The kind of setting where Kate worked at the switchboard of the New Westminster and Burrard Telephone Company
(photo posted on Pinterest by April Ramos -attribution pending)

By the early 20th century, telephones were being used in most Vancouver offices.

At first, in the late 1880s, the New Westminster and Burrard Inlet Telephone Company hired boys as operators to connect customers to each other through a switchboard. Boys were thought to be more adept and comfortable handling the technology but the company soon discovered a different problem.

The boys were liable to be rude and talk back to customers, even hanging up on them and the company received a litany of complaints that made it decide to change tack and begin hiring women.

Women, they concluded, would be polite even in the face of outright hostility and impatient customers, most of whom were men, and within a few years almost all the operators were women, all the supervisors, men.

Despite earning more than they would at any other jobs, telephone operator wages were still far from providing a living wage, $17.50/month. At the time, a woman on her own needed to earn about $23/month to cover the most basic of living expenses.
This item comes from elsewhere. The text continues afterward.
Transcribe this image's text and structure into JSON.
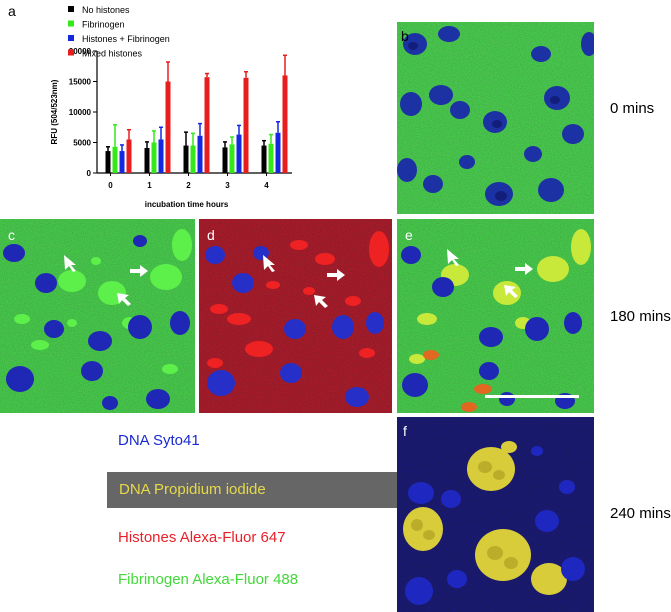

Working conditions were also less than ideal. Operators had to perch for hours on high stools wearing headsets that were heavy and uncomfortable, cheerfully putting up with rude and impatient customers, and being vigilant to avoid the wrath of ruthless supervisors who paced back and forth behind them throughout their shifts. If an operator was sick and had to miss even half a day she had to pay for a replacement or risk being fired.  

In Oct 1901, female telephone operators organized a local of the International Brotherhood Electrical Workers, and the next year, struck along with the BC Telephone linesmen for nearly three weeks.

Many businesses were offended by the women’s audaciousness at asking for higher wages, fearing it would cut into their own profits. Still – by this time, the telephone had become essential for running a business so the community ultimately supported the workers and pressured the company to comply with their demands.

The operators were thrilled to get all they asked for, including 3 days/month sick leave, an 8-hour working day, and, for those who’d been with the company longer than six months, a raise up to $20 a month (linesman’s wages went up to $66 a month).

However, another strike, four years later was disastrous. It dragged on for months, until BC Tel broke off negotiations in May 1906, bringing in scabs who were willing to work for lower wages and under the conditions that existed at the beginning of the strike that January.  

Even though working men and women took it for granted that wives needed an outside income to make ends meet, marriage was considered the correct and expected course of life for women and was used to justify their lower wages. The general attitude was that women only worked for treats and trinkets – what was called “pin money”, and that men’s wages would be sufficient to support a family.

In my story, Kate works as a telephone operator in Vancouver and becomes a leader in the 1902 strike and afterward, a bone of contention between her and her more conventional brother-in-law, Robbie.